Precious metals trading company

Precious metals trading company

The reason for the weak rise in the price of gold was that after the European debt crisis, there was a shortage of liquidity; in addition, after the failure of Man Financial, a futures company, the margin increased. Everyone sold gold into cash and was willing to hold US dollars instead of gold; The trend of the US dollar index is relatively good. Now the US dolPrecious metals trading companylar index has passed 80, from 73 to more than 80, which will also suppress the price of gold. Another point is that by the end of the year, funds have to cash out and institutions have to redeem, and the pressure will increase. Generally speaking, the previous rise has been high, the huge profits have been huge, there must be an adjustment, and the adjustment process is downward. The fund began to enter when it was $1,000, and it almost doubled to $1,900. The fund must go out, so the overall pressure on gold prices is relatively high. Qin Weihuan, a researcher at the Beijing Gold Economic Development Research Center, said in an interview with a reporter from the Economic Times.

As far as the commodity market is concerned, gold is almost the only species that has rebounded sharply to near record highs since May. Its same door-silver fell 34% from 49 US dollars in the first week of May, but has rebounded only 12% so far, fluctuating within a narrow range of 33 to 38 US dollars within two months. After international crude oil plunged 20% from 115 USD/barrel, it has not returned to more than 100 USD/barrel so far. At the same time, the rebound of metals such as copper and zinc is also very limited, and agricultural products such as cotton, soybeans, and corn have even weakened.

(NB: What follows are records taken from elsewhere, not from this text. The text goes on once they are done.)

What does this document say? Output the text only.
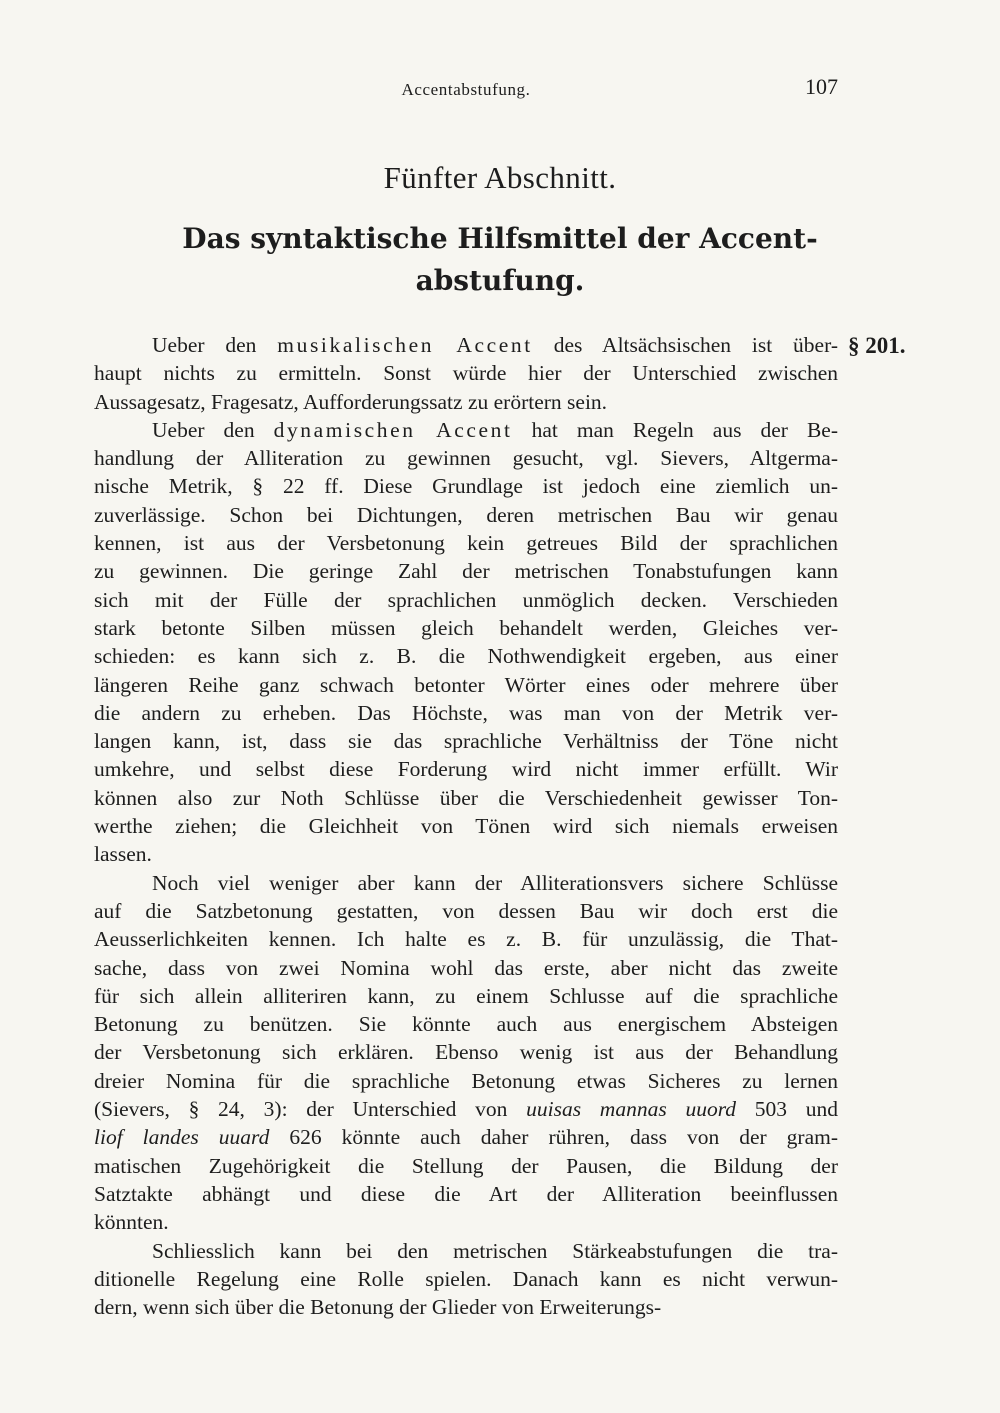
Accentabstufung.	107
Fünfter Abschnitt.
Das syntaktische Hilfsmittel der Accent-
abstufung.
§ 201.
Ueber den musikalischen Accent des Altsächsischen ist über-
haupt nichts zu ermitteln. Sonst würde hier der Unterschied zwischen
Aussagesatz, Fragesatz, Aufforderungssatz zu erörtern sein.
Ueber den dynamischen Accent hat man Regeln aus der Be-
handlung der Alliteration zu gewinnen gesucht, vgl. Sievers, Altgerma-
nische Metrik, § 22 ff. Diese Grundlage ist jedoch eine ziemlich un-
zuverlässige. Schon bei Dichtungen, deren metrischen Bau wir genau
kennen, ist aus der Versbetonung kein getreues Bild der sprachlichen
zu gewinnen. Die geringe Zahl der metrischen Tonabstufungen kann
sich mit der Fülle der sprachlichen unmöglich decken. Verschieden
stark betonte Silben müssen gleich behandelt werden, Gleiches ver-
schieden: es kann sich z. B. die Nothwendigkeit ergeben, aus einer
längeren Reihe ganz schwach betonter Wörter eines oder mehrere über
die andern zu erheben. Das Höchste, was man von der Metrik ver-
langen kann, ist, dass sie das sprachliche Verhältniss der Töne nicht
umkehre, und selbst diese Forderung wird nicht immer erfüllt. Wir
können also zur Noth Schlüsse über die Verschiedenheit gewisser Ton-
werthe ziehen; die Gleichheit von Tönen wird sich niemals erweisen
lassen.
Noch viel weniger aber kann der Alliterationsvers sichere Schlüsse
auf die Satzbetonung gestatten, von dessen Bau wir doch erst die
Aeusserlichkeiten kennen. Ich halte es z. B. für unzulässig, die That-
sache, dass von zwei Nomina wohl das erste, aber nicht das zweite
für sich allein alliteriren kann, zu einem Schlusse auf die sprachliche
Betonung zu benützen. Sie könnte auch aus energischem Absteigen
der Versbetonung sich erklären. Ebenso wenig ist aus der Behandlung
dreier Nomina für die sprachliche Betonung etwas Sicheres zu lernen
(Sievers, § 24, 3): der Unterschied von uuisas mannas uuord 503 und
liof landes uuard 626 könnte auch daher rühren, dass von der gram-
matischen Zugehörigkeit die Stellung der Pausen, die Bildung der
Satztakte abhängt und diese die Art der Alliteration beeinflussen
könnten.
Schliesslich kann bei den metrischen Stärkeabstufungen die tra-
ditionelle Regelung eine Rolle spielen. Danach kann es nicht verwun-
dern, wenn sich über die Betonung der Glieder von Erweiterungs-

Since the end of June, international gold futures prices have continued to fall, hitting a minimum of $1229.8 per ounce, a new low in the past three years. In their view, the short-term rebound of gold is a high probability event, but the later trend is still not easy to predict. Gold ETFs provide investors with a convenient and low-cost asset allocation tool. The correlation between gold and the A-share market is relatively low. Allocation of a certain proportion of gold assets can optimize investment portfolios and diversify investment risks; in addition, gold ETFs allow investors to realize multiple asset allocations only by relying on securities accounts, enriching gold investment channels.

It is not yet certain whether the European Central Bank's capital contribution can be used as the IMF's confidence deposit for the European debt crisis relief loan. That is, once the IMF purchases a loss in European country bonds, whether the European Central Bank's capital contribution will first bear the investment loss is still unknown. He revealed.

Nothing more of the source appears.